Lesen Sie diese Überschrift noch einmal. Langsam. Lassen Sie sie ankommen.
Ein Buch über die Gefahren der künstlichen Intelligenz für die Wahrheit wurde entdeckt und enthält gefälschte Zitate, die von künstlicher Intelligenz generiert wurden. Das Buch heißt The Future of Truth: How AI Reshapes Reality, von Steven Rosenbaum. Sein erklärtes Ziel: die Gefahr der KI für die Wahrheit aufzuzeigen. Sein Autor: gab zu, ChatGPT und Claude bei der Recherche verwendet zu haben.
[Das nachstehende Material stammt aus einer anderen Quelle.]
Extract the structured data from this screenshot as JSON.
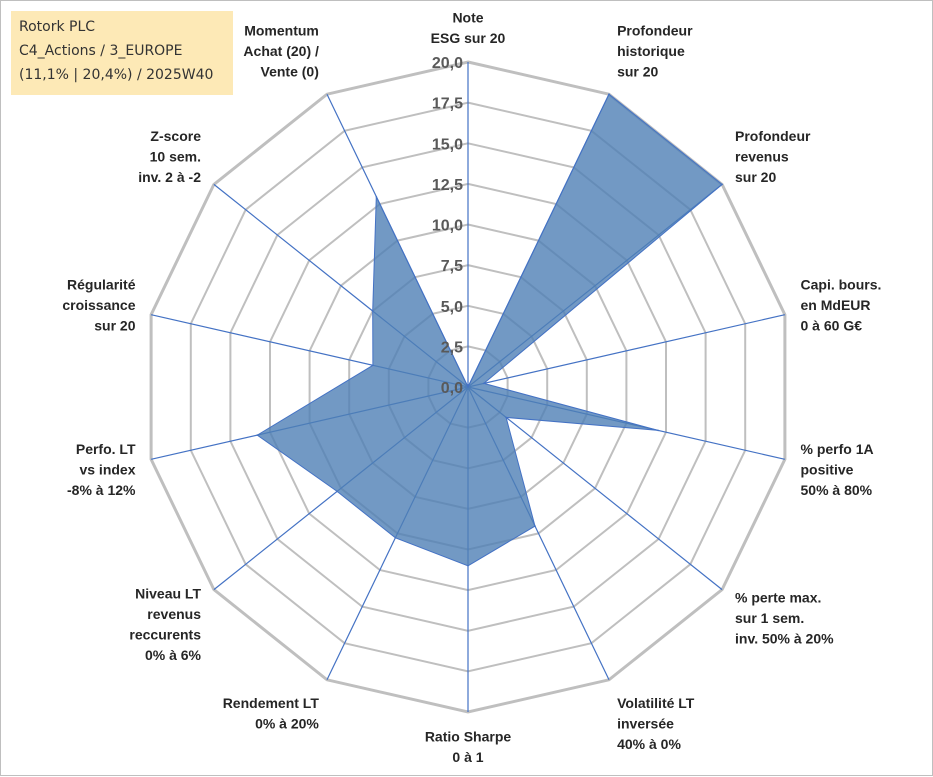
{
  "title_box": {
    "line1": "Rotork PLC",
    "line2": "C4_Actions / 3_EUROPE",
    "line3": "(11,1% | 20,4%) / 2025W40"
  },
  "colors": {
    "fill": "#4f7fb5",
    "stroke": "#4472c4",
    "grid": "#bfbfbf",
    "spoke": "#4472c4",
    "title_bg": "#fde9b6"
  },
  "chart_data": {
    "type": "radar",
    "rmin": 0,
    "rmax": 20,
    "ticks": [
      "0,0",
      "2,5",
      "5,0",
      "7,5",
      "10,0",
      "12,5",
      "15,0",
      "17,5",
      "20,0"
    ],
    "axes": [
      {
        "name": "note-esg",
        "label": [
          "Note",
          "ESG sur 20"
        ],
        "value": 0
      },
      {
        "name": "profondeur-historique",
        "label": [
          "Profondeur",
          "historique",
          "sur 20"
        ],
        "value": 20
      },
      {
        "name": "profondeur-revenus",
        "label": [
          "Profondeur",
          "revenus",
          "sur 20"
        ],
        "value": 20
      },
      {
        "name": "capi-bours",
        "label": [
          "Capi. bours.",
          "en MdEUR",
          "0 à 60 G€"
        ],
        "value": 1
      },
      {
        "name": "perfo-1a-positive",
        "label": [
          "% perfo 1A",
          "positive",
          "50% à 80%"
        ],
        "value": 12
      },
      {
        "name": "perte-max",
        "label": [
          "% perte max.",
          "sur 1 sem.",
          "inv. 50% à 20%"
        ],
        "value": 3
      },
      {
        "name": "volatilite-lt",
        "label": [
          "Volatilité LT",
          "inversée",
          "40% à 0%"
        ],
        "value": 9.5
      },
      {
        "name": "ratio-sharpe",
        "label": [
          "Ratio Sharpe",
          "0 à 1"
        ],
        "value": 11
      },
      {
        "name": "rendement-lt",
        "label": [
          "Rendement LT",
          "0% à 20%"
        ],
        "value": 10.3
      },
      {
        "name": "niveau-lt-revenus",
        "label": [
          "Niveau LT",
          "revenus",
          "reccurents",
          "0% à 6%"
        ],
        "value": 10.3
      },
      {
        "name": "perfo-lt-vs-index",
        "label": [
          "Perfo. LT",
          "vs index",
          "-8% à 12%"
        ],
        "value": 13.3
      },
      {
        "name": "regularite-croissance",
        "label": [
          "Régularité",
          "croissance",
          "sur 20"
        ],
        "value": 6
      },
      {
        "name": "z-score",
        "label": [
          "Z-score",
          "10 sem.",
          "inv. 2 à -2"
        ],
        "value": 7.5
      },
      {
        "name": "momentum",
        "label": [
          "Momentum",
          "Achat (20) /",
          "Vente (0)"
        ],
        "value": 13
      }
    ]
  }
}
Das Ergebnis: ein Zitat, das der Journalistin Kara Swisher zugeschrieben wurde, das sie nie gesagt hat.
Swishers Antwort war kurz und verheerend: «Ich klinge auch so, als hätte ich einen Stock im Hintern, laut ChatGPT.» Da ist nicht viel hinzuzufügen.
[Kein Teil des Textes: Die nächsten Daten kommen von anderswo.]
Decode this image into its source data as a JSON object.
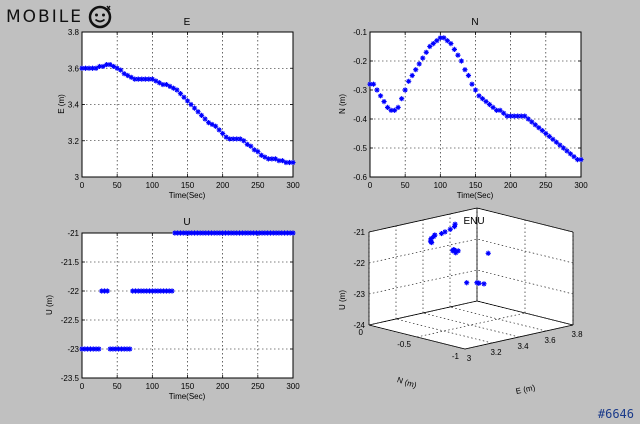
{
  "watermark": {
    "logo_text": "MOBILE",
    "tag": "#6646"
  },
  "chart_data": [
    {
      "type": "scatter",
      "title": "E",
      "xlabel": "Time(Sec)",
      "ylabel": "E (m)",
      "xlim": [
        0,
        300
      ],
      "ylim": [
        3,
        3.8
      ],
      "xticks": [
        0,
        50,
        100,
        150,
        200,
        250,
        300
      ],
      "yticks": [
        3,
        3.2,
        3.4,
        3.6,
        3.8
      ],
      "grid": true,
      "marker_color": "#0000ff",
      "series": [
        {
          "x": [
            0,
            5,
            10,
            15,
            20,
            25,
            30,
            35,
            40,
            45,
            50,
            55,
            60,
            65,
            70,
            75,
            80,
            85,
            90,
            95,
            100,
            105,
            110,
            115,
            120,
            125,
            130,
            135,
            140,
            145,
            150,
            155,
            160,
            165,
            170,
            175,
            180,
            185,
            190,
            195,
            200,
            205,
            210,
            215,
            220,
            225,
            230,
            235,
            240,
            245,
            250,
            255,
            260,
            265,
            270,
            275,
            280,
            285,
            290,
            295,
            300
          ],
          "y": [
            3.6,
            3.6,
            3.6,
            3.6,
            3.6,
            3.61,
            3.61,
            3.62,
            3.62,
            3.61,
            3.6,
            3.59,
            3.57,
            3.56,
            3.55,
            3.54,
            3.54,
            3.54,
            3.54,
            3.54,
            3.54,
            3.53,
            3.52,
            3.51,
            3.51,
            3.5,
            3.49,
            3.48,
            3.46,
            3.44,
            3.42,
            3.4,
            3.38,
            3.36,
            3.34,
            3.32,
            3.3,
            3.29,
            3.28,
            3.26,
            3.24,
            3.22,
            3.21,
            3.21,
            3.21,
            3.21,
            3.2,
            3.18,
            3.17,
            3.15,
            3.14,
            3.12,
            3.11,
            3.1,
            3.1,
            3.1,
            3.09,
            3.09,
            3.08,
            3.08,
            3.08
          ]
        }
      ]
    },
    {
      "type": "scatter",
      "title": "N",
      "xlabel": "Time(Sec)",
      "ylabel": "N (m)",
      "xlim": [
        0,
        300
      ],
      "ylim": [
        -0.6,
        -0.1
      ],
      "xticks": [
        0,
        50,
        100,
        150,
        200,
        250,
        300
      ],
      "yticks": [
        -0.6,
        -0.5,
        -0.4,
        -0.3,
        -0.2,
        -0.1
      ],
      "grid": true,
      "marker_color": "#0000ff",
      "series": [
        {
          "x": [
            0,
            5,
            10,
            15,
            20,
            25,
            30,
            35,
            40,
            45,
            50,
            55,
            60,
            65,
            70,
            75,
            80,
            85,
            90,
            95,
            100,
            105,
            110,
            115,
            120,
            125,
            130,
            135,
            140,
            145,
            150,
            155,
            160,
            165,
            170,
            175,
            180,
            185,
            190,
            195,
            200,
            205,
            210,
            215,
            220,
            225,
            230,
            235,
            240,
            245,
            250,
            255,
            260,
            265,
            270,
            275,
            280,
            285,
            290,
            295,
            300
          ],
          "y": [
            -0.28,
            -0.28,
            -0.3,
            -0.32,
            -0.34,
            -0.36,
            -0.37,
            -0.37,
            -0.36,
            -0.33,
            -0.3,
            -0.27,
            -0.25,
            -0.23,
            -0.21,
            -0.19,
            -0.17,
            -0.15,
            -0.14,
            -0.13,
            -0.12,
            -0.12,
            -0.13,
            -0.14,
            -0.16,
            -0.18,
            -0.2,
            -0.23,
            -0.25,
            -0.28,
            -0.3,
            -0.32,
            -0.33,
            -0.34,
            -0.35,
            -0.36,
            -0.37,
            -0.37,
            -0.38,
            -0.39,
            -0.39,
            -0.39,
            -0.39,
            -0.39,
            -0.39,
            -0.4,
            -0.41,
            -0.42,
            -0.43,
            -0.44,
            -0.45,
            -0.46,
            -0.47,
            -0.48,
            -0.49,
            -0.5,
            -0.51,
            -0.52,
            -0.53,
            -0.54,
            -0.54
          ]
        }
      ]
    },
    {
      "type": "scatter",
      "title": "U",
      "xlabel": "Time(Sec)",
      "ylabel": "U (m)",
      "xlim": [
        0,
        300
      ],
      "ylim": [
        -23.5,
        -21
      ],
      "xticks": [
        0,
        50,
        100,
        150,
        200,
        250,
        300
      ],
      "yticks": [
        -23.5,
        -23,
        -22.5,
        -22,
        -21.5,
        -21
      ],
      "grid": true,
      "marker_color": "#0000ff",
      "series": [
        {
          "x": [
            0,
            4,
            8,
            12,
            16,
            20,
            24,
            28,
            32,
            36,
            40,
            44,
            48,
            52,
            56,
            60,
            64,
            68,
            72,
            76,
            80,
            84,
            88,
            92,
            96,
            100,
            104,
            108,
            112,
            116,
            120,
            124,
            128,
            132,
            136,
            140,
            144,
            148,
            152,
            156,
            160,
            164,
            168,
            172,
            176,
            180,
            184,
            188,
            192,
            196,
            200,
            204,
            208,
            212,
            216,
            220,
            224,
            228,
            232,
            236,
            240,
            244,
            248,
            252,
            256,
            260,
            264,
            268,
            272,
            276,
            280,
            284,
            288,
            292,
            296,
            300
          ],
          "y": [
            -23,
            -23,
            -23,
            -23,
            -23,
            -23,
            -23,
            -22,
            -22,
            -22,
            -23,
            -23,
            -23,
            -23,
            -23,
            -23,
            -23,
            -23,
            -22,
            -22,
            -22,
            -22,
            -22,
            -22,
            -22,
            -22,
            -22,
            -22,
            -22,
            -22,
            -22,
            -22,
            -22,
            -21,
            -21,
            -21,
            -21,
            -21,
            -21,
            -21,
            -21,
            -21,
            -21,
            -21,
            -21,
            -21,
            -21,
            -21,
            -21,
            -21,
            -21,
            -21,
            -21,
            -21,
            -21,
            -21,
            -21,
            -21,
            -21,
            -21,
            -21,
            -21,
            -21,
            -21,
            -21,
            -21,
            -21,
            -21,
            -21,
            -21,
            -21,
            -21,
            -21,
            -21,
            -21,
            -21
          ]
        }
      ]
    },
    {
      "type": "scatter3d",
      "title": "ENU",
      "xlabel": "E (m)",
      "ylabel": "N (m)",
      "zlabel": "U (m)",
      "xlim": [
        3,
        3.8
      ],
      "ylim": [
        -1,
        0
      ],
      "zlim": [
        -24,
        -21
      ],
      "xticks": [
        3,
        3.2,
        3.4,
        3.6,
        3.8
      ],
      "yticks": [
        -1,
        -0.5,
        0
      ],
      "zticks": [
        -24,
        -23,
        -22,
        -21
      ],
      "grid": true,
      "marker_color": "#0000ff",
      "series": [
        {
          "x": [
            3.6,
            3.6,
            3.61,
            3.62,
            3.6,
            3.56,
            3.54,
            3.54,
            3.54,
            3.52,
            3.5,
            3.46,
            3.42,
            3.36,
            3.3,
            3.26,
            3.21,
            3.21,
            3.18,
            3.14,
            3.1,
            3.09,
            3.08
          ],
          "y": [
            -0.28,
            -0.3,
            -0.34,
            -0.37,
            -0.3,
            -0.23,
            -0.17,
            -0.13,
            -0.12,
            -0.14,
            -0.2,
            -0.25,
            -0.3,
            -0.34,
            -0.37,
            -0.39,
            -0.39,
            -0.39,
            -0.42,
            -0.45,
            -0.5,
            -0.52,
            -0.54
          ],
          "z": [
            -23,
            -23,
            -23,
            -22,
            -23,
            -23,
            -22,
            -22,
            -22,
            -22,
            -22,
            -21,
            -21,
            -21,
            -21,
            -21,
            -21,
            -21,
            -21,
            -21,
            -21,
            -21,
            -21
          ]
        }
      ]
    }
  ]
}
Das Problem ist nicht nur Rosenbaum. Es ist die konzeptionelle Falle, Werkzeuge zu benutzen, die plausiblen Text erzeugen, um über die Gefahren von Werkzeugen zu schreiben, die plausiblen Text erzeugen. Sachbücher haben einen impliziten Vertrag mit dem Leser: Was hier steht, ist passiert, wurde gesagt, existiert außerhalb dieser Seiten. Diesen Vertrag in einem Buch zu brechen, das davon handelt, wie KI die Realität verformt, ist keine Metapher. Es ist die Sache selbst. Wenn jemand sagt, KI sei nur ein neutrales Werkzeug, erzählen Sie diese Geschichte.